Überlebenshilfe Freddie Mac braucht weitere Milliarden

Freddie Mac braucht frisches Geld von der Regierung: Um neuerliche Milliardenverluste auszugleichen, hat der unter staatlicher Kontrolle stehende US-Hypothekenfinanzierer jetzt weitere Hilfen in Höhe von 30,8 Milliarden Dollar beantragt.

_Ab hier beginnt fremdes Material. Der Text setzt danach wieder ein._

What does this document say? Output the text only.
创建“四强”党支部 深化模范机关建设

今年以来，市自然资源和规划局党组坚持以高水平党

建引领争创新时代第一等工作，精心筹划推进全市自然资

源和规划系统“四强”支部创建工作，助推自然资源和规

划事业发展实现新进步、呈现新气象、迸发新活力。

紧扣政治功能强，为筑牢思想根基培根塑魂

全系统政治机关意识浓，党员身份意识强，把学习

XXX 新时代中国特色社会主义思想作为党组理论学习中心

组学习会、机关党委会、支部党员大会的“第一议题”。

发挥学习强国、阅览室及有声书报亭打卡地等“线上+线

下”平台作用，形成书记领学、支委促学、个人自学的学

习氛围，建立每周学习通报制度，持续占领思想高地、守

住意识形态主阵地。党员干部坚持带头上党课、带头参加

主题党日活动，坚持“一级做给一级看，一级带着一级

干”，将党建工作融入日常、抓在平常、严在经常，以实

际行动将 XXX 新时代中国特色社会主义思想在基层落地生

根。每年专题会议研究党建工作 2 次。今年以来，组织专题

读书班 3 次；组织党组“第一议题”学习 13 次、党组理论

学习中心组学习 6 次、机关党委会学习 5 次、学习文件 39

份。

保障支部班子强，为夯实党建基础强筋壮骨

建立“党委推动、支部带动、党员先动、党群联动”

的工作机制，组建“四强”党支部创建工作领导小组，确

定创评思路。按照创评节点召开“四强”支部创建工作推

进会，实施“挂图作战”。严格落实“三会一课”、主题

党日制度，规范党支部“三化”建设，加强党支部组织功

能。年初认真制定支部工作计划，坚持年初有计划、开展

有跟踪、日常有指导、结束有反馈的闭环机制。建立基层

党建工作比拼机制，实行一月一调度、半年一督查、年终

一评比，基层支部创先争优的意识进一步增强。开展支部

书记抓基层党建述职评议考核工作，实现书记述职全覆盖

Washington - Nach einem massiven Quartalsverlust hat der im Zuge der Finanzkrise verstaatlichte US-Hypothekenfinanzierer Freddie Mac  neuen Bedarf an Staatshilfen angemeldet. Im vierten Quartal sei der Fehlbetrag um fast das Zehnfache des Vorjahreszeitraums auf 23,9 Milliarden Dollar gestiegen, teilte das Unternehmen am Mittwochabend mit, das bei den Regierungsplänen zur Stabilisierung des Immobilienmarktes eine zentrale Rolle spielt.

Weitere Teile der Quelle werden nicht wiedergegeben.